Question

Sinusoidal waves $5.00cm$ in amplitude are to be transmitted along a string having a linear mass density equal to $4.00 \times {10^{ - 2}}kg{\text{ }}{m^{ - 1}}$ . If the source can deliver an average power of $90W$ and the string is under a tension of $100N$ , then find the frequency at which the source can operate is (take ${\pi ^2} = 10$)
A. $45Hz$
B. $50Hz$
C. $30Hz$
D. $62Hz$

Answer 1

Turning up the source, frequency will increase the power carried by the wave.
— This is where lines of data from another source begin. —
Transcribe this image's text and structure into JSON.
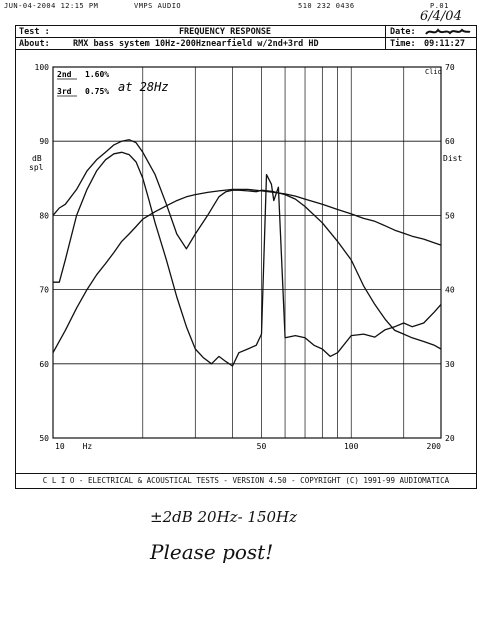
{
  "fax_header": {
    "date_time": "JUN-04-2004 12:15 PM",
    "sender": "VMPS AUDIO",
    "phone": "510 232 0436",
    "page": "P.01"
  },
  "handwritten_date": "6/4/04",
  "header": {
    "test_label": "Test :",
    "title": "FREQUENCY RESPONSE",
    "about_label": "About:",
    "about_text": "RMX bass system 10Hz-200Hznearfield w/2nd+3rd HD",
    "date_label": "Date:",
    "time_label": "Time:",
    "time_value": "09:11:27"
  },
  "legend": {
    "rows": [
      {
        "label": "2nd",
        "value": "1.60%"
      },
      {
        "label": "3rd",
        "value": "0.75%"
      }
    ],
    "annotation": "at 28Hz",
    "clio_tag": "Clio"
  },
  "chart_data": {
    "type": "line",
    "x_scale": "log",
    "xlim": [
      10,
      200
    ],
    "x_ticks": [
      "10",
      "Hz",
      "50",
      "100",
      "200"
    ],
    "left_axis": {
      "label_line1": "dB",
      "label_line2": "spl",
      "ylim": [
        50,
        100
      ],
      "ticks": [
        "100",
        "90",
        "80",
        "70",
        "60",
        "50"
      ]
    },
    "right_axis": {
      "label": "Dist",
      "ylim": [
        20,
        70
      ],
      "ticks": [
        "70",
        "60",
        "50",
        "40",
        "30",
        "20"
      ]
    },
    "grid": true,
    "series": [
      {
        "key": "response",
        "axis": "left",
        "x": [
          10,
          11,
          12,
          13,
          14,
          15,
          16,
          17,
          18,
          19,
          20,
          22,
          24,
          26,
          28,
          30,
          33,
          36,
          40,
          45,
          50,
          55,
          60,
          65,
          70,
          80,
          90,
          100,
          110,
          120,
          130,
          140,
          150,
          160,
          175,
          190,
          200
        ],
        "y": [
          61.5,
          64.5,
          67.5,
          70,
          72,
          73.5,
          75,
          76.5,
          77.5,
          78.5,
          79.5,
          80.5,
          81.3,
          82,
          82.5,
          82.8,
          83.1,
          83.3,
          83.5,
          83.5,
          83.3,
          83.1,
          82.9,
          82.6,
          82.2,
          81.5,
          80.8,
          80.2,
          79.6,
          79.2,
          78.6,
          78,
          77.6,
          77.2,
          76.8,
          76.3,
          76
        ]
      },
      {
        "key": "harmonic_upper",
        "axis": "right",
        "x": [
          10,
          10.5,
          11,
          12,
          13,
          14,
          15,
          16,
          17,
          18,
          19,
          20,
          22,
          24,
          26,
          28,
          30,
          33,
          36,
          38,
          40,
          42,
          45,
          48,
          50,
          55,
          60,
          65,
          70,
          80,
          90,
          100,
          110,
          120,
          130,
          140,
          150,
          160,
          175,
          190,
          200
        ],
        "y": [
          50,
          51,
          51.5,
          53.5,
          56,
          57.5,
          58.5,
          59.5,
          60,
          60.2,
          59.8,
          58.5,
          55.5,
          51.5,
          47.5,
          45.5,
          47.5,
          50,
          52.5,
          53.2,
          53.4,
          53.4,
          53.3,
          53.2,
          53.4,
          53.2,
          52.8,
          52.2,
          51.2,
          49,
          46.5,
          44,
          40.5,
          38,
          36,
          34.5,
          34,
          33.5,
          33,
          32.5,
          32
        ]
      },
      {
        "key": "harmonic_lower",
        "axis": "right",
        "x": [
          10,
          10.5,
          11,
          12,
          13,
          14,
          15,
          16,
          17,
          18,
          19,
          20,
          21,
          22,
          24,
          26,
          28,
          30,
          32,
          34,
          36,
          38,
          40,
          42,
          45,
          48,
          50,
          52,
          54,
          55,
          57,
          60,
          65,
          70,
          75,
          80,
          85,
          90,
          100,
          110,
          120,
          130,
          140,
          150,
          160,
          175,
          190,
          200
        ],
        "y": [
          41,
          41,
          44,
          50,
          53.5,
          56,
          57.5,
          58.3,
          58.5,
          58.2,
          57.2,
          55,
          52,
          49,
          44,
          39,
          35,
          32,
          30.8,
          30,
          31,
          30.3,
          29.7,
          31.5,
          32,
          32.5,
          34,
          55.5,
          54.2,
          52,
          53.8,
          33.5,
          33.8,
          33.5,
          32.5,
          32,
          31,
          31.5,
          33.8,
          34,
          33.6,
          34.6,
          35,
          35.5,
          35,
          35.5,
          37,
          38
        ]
      }
    ]
  },
  "footer": {
    "text": "C L I O  -  ELECTRICAL & ACOUSTICAL TESTS  -  VERSION 4.50  -  COPYRIGHT (C) 1991-99 AUDIOMATICA"
  },
  "notes": {
    "line1": "±2dB 20Hz- 150Hz",
    "line2": "Please post!"
  }
}
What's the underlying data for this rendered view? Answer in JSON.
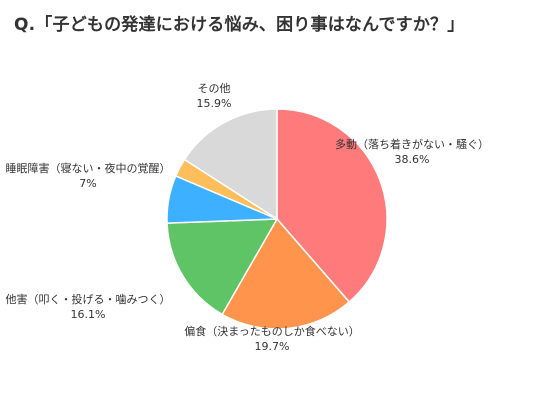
{
  "chart_data": {
    "type": "pie",
    "title": "Q.「子どもの発達における悩み、困り事はなんですか？」",
    "slices": [
      {
        "label": "多動（落ち着きがない・騒ぐ）",
        "value": 38.6,
        "display": "38.6%",
        "color": "#FF7B7B"
      },
      {
        "label": "偏食（決まったものしか食べない）",
        "value": 19.7,
        "display": "19.7%",
        "color": "#FF944D"
      },
      {
        "label": "他害（叩く・投げる・噛みつく）",
        "value": 16.1,
        "display": "16.1%",
        "color": "#5EC466"
      },
      {
        "label": "睡眠障害（寝ない・夜中の覚醒）",
        "value": 7,
        "display": "7%",
        "color": "#3DB1FF"
      },
      {
        "label": "",
        "value": 2.7,
        "display": "",
        "color": "#FFBE5C"
      },
      {
        "label": "その他",
        "value": 15.9,
        "display": "15.9%",
        "color": "#D9D9D9"
      }
    ],
    "start_angle": "12 o'clock",
    "direction": "clockwise",
    "legend": "none"
  }
}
Perhaps on the order of a hundred hertz will be the frequency at which the energy per second is $90J{\text{ }}{s^{ - 1}}$ . We will use the expression for power carried by a wave on a string.

Formula used:
$v = \sqrt {\dfrac{T}{\mu }}$
Where,
$v$ is the speed of wave,
$T$ is the tension and
$\mu$ is the mass per unit length.
$P = \dfrac{1}{2}\mu \upsilon {\omega ^2}{A^2}$
$P$ is the average power,
$\mu$ is the mass per unit length.
$\upsilon$ is the speed,
$\omega$ is the angular frequency,
$A$ is the amplitude.

Complete step by step solution:
Now we have to find the highest frequency. According to the question,
$A = 5cm = 0.05m$
$\mu = 0.04kg{\text{ }}{m^{ - 1}}$
$P = 90W$
$T = 100N$
Now,
$v = \sqrt {\dfrac{T}{\mu }} \\\ \Rightarrow v = \sqrt {\dfrac{{100}}{{0.04}}} \\\ \Rightarrow v = 50m{\text{ }}{s^{ - 1}} \\\$
Now, we will find, $\omega$
$\because P = \dfrac{1}{2}\mu \upsilon {\omega ^2}{A^2} \\\ \Rightarrow \omega = \sqrt {\dfrac{{2P}}{{\mu \upsilon {A^2}}}} \\\$
Now, substituting all the values,
${\omega ^2} = \dfrac{{2P}}{{\mu \upsilon {A^2}}} \\\ \Rightarrow {\omega ^2} = \dfrac{{2(90)}}{{(0.04)(50){{(0.05)}^2}}} \\\ \Rightarrow {\omega ^2} = 3.6 \times {10^4} \\\$
Now, as we know that the highest frequency at which the source can operate is given by
${\omega ^2} = {(2\pi f)^2} \\\ \Rightarrow 4{\pi ^2}{f^2} = 3.6 \times {10^4} \\\ \Rightarrow {f^2} = 900 \\\ \Rightarrow f = 30Hz \\\$
So, the frequency at which the source can operate is $30Hz$ .
Hence, the correct option is C.

Note:
This string wave would softly broadcast sound into the surrounding air, at the frequency of the second lowest note called A on piano. If we tried to turn the source to a higher frequency, it might just vibrate with smaller amplitude. The power is generally proportional to the squares of both the frequency and the amplitude.